Lead PI: Dr. Kerstin A. Lehnert

Unit Affiliation: Marine and Polar Geophysics, Lamont-Doherty Earth Observatory (LDEO)

September 2019 - August 2022
Project Type: Research

DESCRIPTION: The long term sustainability of federally funded research depends on the discovery, accessibility and reuse of data. However, data and research products are often stored in different locations. This makes it challenging to find and integrate related data. This project helps support the discovery of related but distributed research products for Earth science and natural history data. Researches will have a way to link data resources, add context, or provide additional information about data, software and publications. Researchers use this system to create annotations that link resources using unique identifiers. Over time, these links connect to create a network of data resources. This project will support the development of the underlying database, a user interface for access and discovery, and a number of documentation tools and workshops to help support the ongoing development and sustainability of the Throughput database.The broader impacts of this project include the engagement of early career researchers and the better sharing of data and other research products in the Earth sciences.

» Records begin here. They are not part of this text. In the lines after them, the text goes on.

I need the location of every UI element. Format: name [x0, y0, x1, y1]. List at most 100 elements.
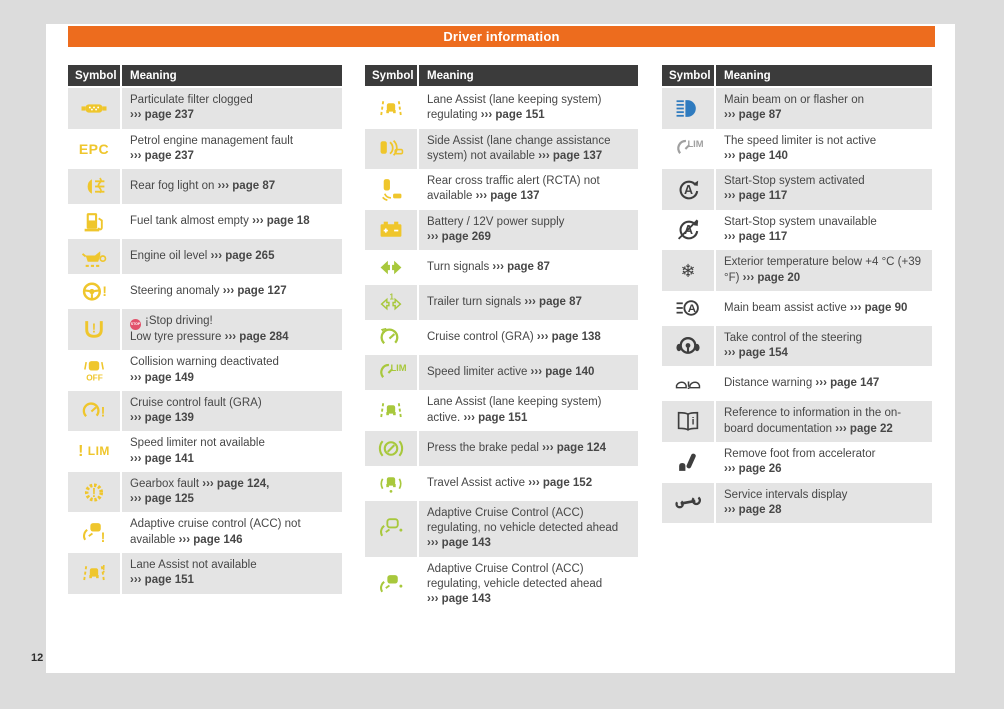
meaning-cell: Lane Assist (lane keeping system) regula…: [419, 88, 638, 129]
page-reference: ››› page 87: [724, 109, 782, 122]
page-reference: ››› page 26: [724, 463, 782, 476]
meaning-cell: Adaptive Cruise Control (ACC) regulating…: [419, 500, 638, 557]
page-reference: ››› page 124: [542, 441, 606, 454]
meaning-text: Distance warning: [724, 377, 816, 390]
table-row: Cruise control (GRA) ››› page 138: [365, 320, 638, 356]
meaning-cell: Service intervals display ››› page 28: [716, 482, 932, 524]
page-reference: ››› page 269: [427, 230, 491, 243]
table-row: ❄ Exterior temperature below +4 °C (+39 °…: [662, 250, 932, 291]
meaning-line: Lane Assist (lane keeping system) active…: [427, 395, 630, 426]
table-row: ! LIM Speed limiter not available ››› page…: [68, 431, 342, 472]
meaning-line: ››› page 87: [724, 108, 924, 123]
meaning-text: Take control of the steering: [724, 331, 863, 344]
page-reference: ››› page 140: [530, 366, 595, 379]
table-row: i Reference to information in the on-boar…: [662, 401, 932, 442]
svg-text:A: A: [688, 303, 696, 315]
symbol-cell: !: [68, 471, 122, 513]
symbol-cell: [365, 500, 419, 557]
table-row: Engine oil level ››› page 265: [68, 239, 342, 275]
meaning-cell: Collision warning deactivated ››› page 14…: [122, 350, 342, 391]
main-beam-icon: [673, 96, 703, 121]
meaning-text: Steering anomaly: [130, 284, 223, 297]
symbol-table-2: Symbol Meaning Lane Assist (lane keeping s…: [365, 65, 638, 613]
page-reference: ››› page 124,: [202, 477, 270, 490]
page-reference: ››› page 117: [724, 190, 788, 203]
meaning-text: Collision warning deactivated: [130, 356, 279, 369]
svg-text:!: !: [102, 563, 106, 575]
svg-text:LIM: LIM: [687, 139, 703, 149]
page-reference: ››› page 87: [217, 179, 276, 192]
symbol-cell: EPC: [68, 128, 122, 170]
symbol-cell: !: [68, 309, 122, 351]
meaning-line: ››› page 149: [130, 371, 334, 386]
meaning-cell: Distance warning ››› page 147: [716, 366, 932, 402]
page-reference: ››› page 87: [524, 296, 582, 309]
meaning-text: Engine oil level: [130, 249, 211, 262]
symbol-cell: ❄: [662, 250, 716, 291]
meaning-cell: Remove foot from accelerator ››› page 26: [716, 441, 932, 483]
meaning-line: Reference to information in the on-board…: [724, 406, 924, 437]
service-intervals-icon: [673, 490, 703, 515]
svg-text:i: i: [692, 417, 695, 428]
page-reference: ››› page 151: [480, 109, 545, 122]
meaning-cell: Main beam on or flasher on ››› page 87: [716, 88, 932, 129]
page-reference: ››› page 137: [538, 149, 603, 162]
remove-foot-icon: [673, 450, 703, 475]
particulate-filter-icon: [79, 96, 109, 121]
engine-oil-icon: [79, 244, 109, 269]
svg-text:!: !: [92, 486, 96, 500]
symbol-cell: !: [662, 366, 716, 402]
meaning-cell: Gearbox fault ››› page 124, ››› page 125: [122, 471, 342, 513]
table-header-row: Symbol Meaning: [662, 65, 932, 86]
meaning-line: ››› page 26: [724, 462, 924, 477]
symbol-cell: [365, 465, 419, 501]
symbol-cell: !: [68, 390, 122, 432]
table-row: EPC Petrol engine management fault ››› pag…: [68, 128, 342, 170]
steering-takeover-icon: [673, 334, 703, 359]
table-row: Lane Assist (lane keeping system) regula…: [365, 88, 638, 129]
meaning-line: Travel Assist active ››› page 152: [427, 476, 630, 491]
meaning-cell: Press the brake pedal ››› page 124: [419, 430, 638, 466]
table-row: LIM The speed limiter is not active ››› pa…: [662, 128, 932, 170]
speed-limiter-active-icon: LIM: [376, 360, 406, 385]
meaning-line: ››› page 143: [427, 536, 630, 551]
table-row: A Main beam assist active ››› page 90: [662, 290, 932, 326]
meaning-line: Battery / 12V power supply: [427, 215, 630, 230]
meaning-text: Cruise control fault (GRA): [130, 396, 262, 409]
meaning-text: Particulate filter clogged: [130, 94, 253, 106]
meaning-cell: Adaptive Cruise Control (ACC) regulating…: [419, 556, 638, 613]
meaning-text: Adaptive Cruise Control (ACC) regulating…: [427, 562, 603, 590]
page-number: 12: [31, 652, 44, 664]
table-row: ! Adaptive cruise control (ACC) not avail…: [68, 512, 342, 554]
meaning-line: Turn signals ››› page 87: [427, 260, 630, 275]
table-row: ! Steering anomaly ››› page 127: [68, 274, 342, 310]
meaning-text: ¡Stop driving!: [145, 315, 213, 328]
meaning-line: ››› page 140: [724, 149, 924, 164]
table-row: LIM Speed limiter active ››› page 140: [365, 355, 638, 391]
symbol-cell: [662, 325, 716, 367]
meaning-cell: Particulate filter clogged ››› page 237: [122, 88, 342, 129]
page-reference: ››› page 143: [427, 593, 491, 606]
meaning-text: Travel Assist active: [427, 476, 529, 489]
table-row: Travel Assist active ››› page 152: [365, 465, 638, 501]
meaning-cell: Turn signals ››› page 87: [419, 250, 638, 286]
page-reference: ››› page 117: [724, 230, 788, 243]
meaning-text: Side Assist (lane change assistance syst…: [427, 134, 611, 162]
svg-text:1: 1: [389, 293, 394, 302]
page-reference: ››› page 237: [130, 109, 194, 122]
battery-icon: [376, 217, 406, 242]
meaning-line: Lane Assist (lane keeping system) regula…: [427, 93, 630, 124]
meaning-line: Low tyre pressure ››› page 284: [130, 330, 334, 345]
table-row: Battery / 12V power supply ››› page 269: [365, 209, 638, 251]
page-reference: ››› page 149: [130, 371, 194, 384]
meaning-line: Fuel tank almost empty ››› page 18: [130, 214, 334, 229]
symbol-table-1: Symbol Meaning Particulate filter clogged ›…: [68, 65, 342, 594]
page-reference: ››› page 138: [536, 331, 601, 344]
meaning-line: Start-Stop system activated: [724, 174, 924, 189]
meaning-cell: Exterior temperature below +4 °C (+39 °F…: [716, 250, 932, 291]
svg-text:!: !: [92, 322, 96, 336]
meaning-cell: Rear fog light on ››› page 87: [122, 169, 342, 205]
page-title: Driver information: [443, 29, 560, 44]
symbol-cell: [365, 88, 419, 129]
meaning-cell: Side Assist (lane change assistance syst…: [419, 128, 638, 170]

Improved discoverability of data, metadata and services is a need shared across the geosciences. A barrier that increases "time-to-science" in Earth Science research is the difficulty of integrating individual observations, concepts, data models, and statistical techniques across subfields. The Throughput Annotation Engine (TAE) offers a solution to the challenge of managing interdisciplinary workflows by providing multiple points of entry to access, annotate and interact with data, and to link code, data, publications, or other elements to one another. The TAE will support adoption as part of a system of systems, linking outside users to data repositories, and providing data stewards a degree of flexibility in deciding how to manage new information: whether to incorporate information in annotations into their data models, or to access and report annotations using the Throughput API. Throughput improves credit for data, software and documentation by providing a mechanism to track use and implementation across a range of publications and online resources, and will provide a new set of citation tools based on FORCE11 recommendations. Linked annotations in the TAE support the generation of metrics for research infrastructure beyond standard publication metrics. The Cookbook will allow individuals and communities to identify programmatic workflows, and link them to community data resources. The Cookbook will provide researchers with access to community best-practices, and, by leveraging ORCID user credentials, to individuals engaged in the development of documentation and workflows. Throughput offers a user-centered solution to deepening and densifying connections among the many nodes in the emerging linked data ecosystem of scientists, data, software services, journals, and funders.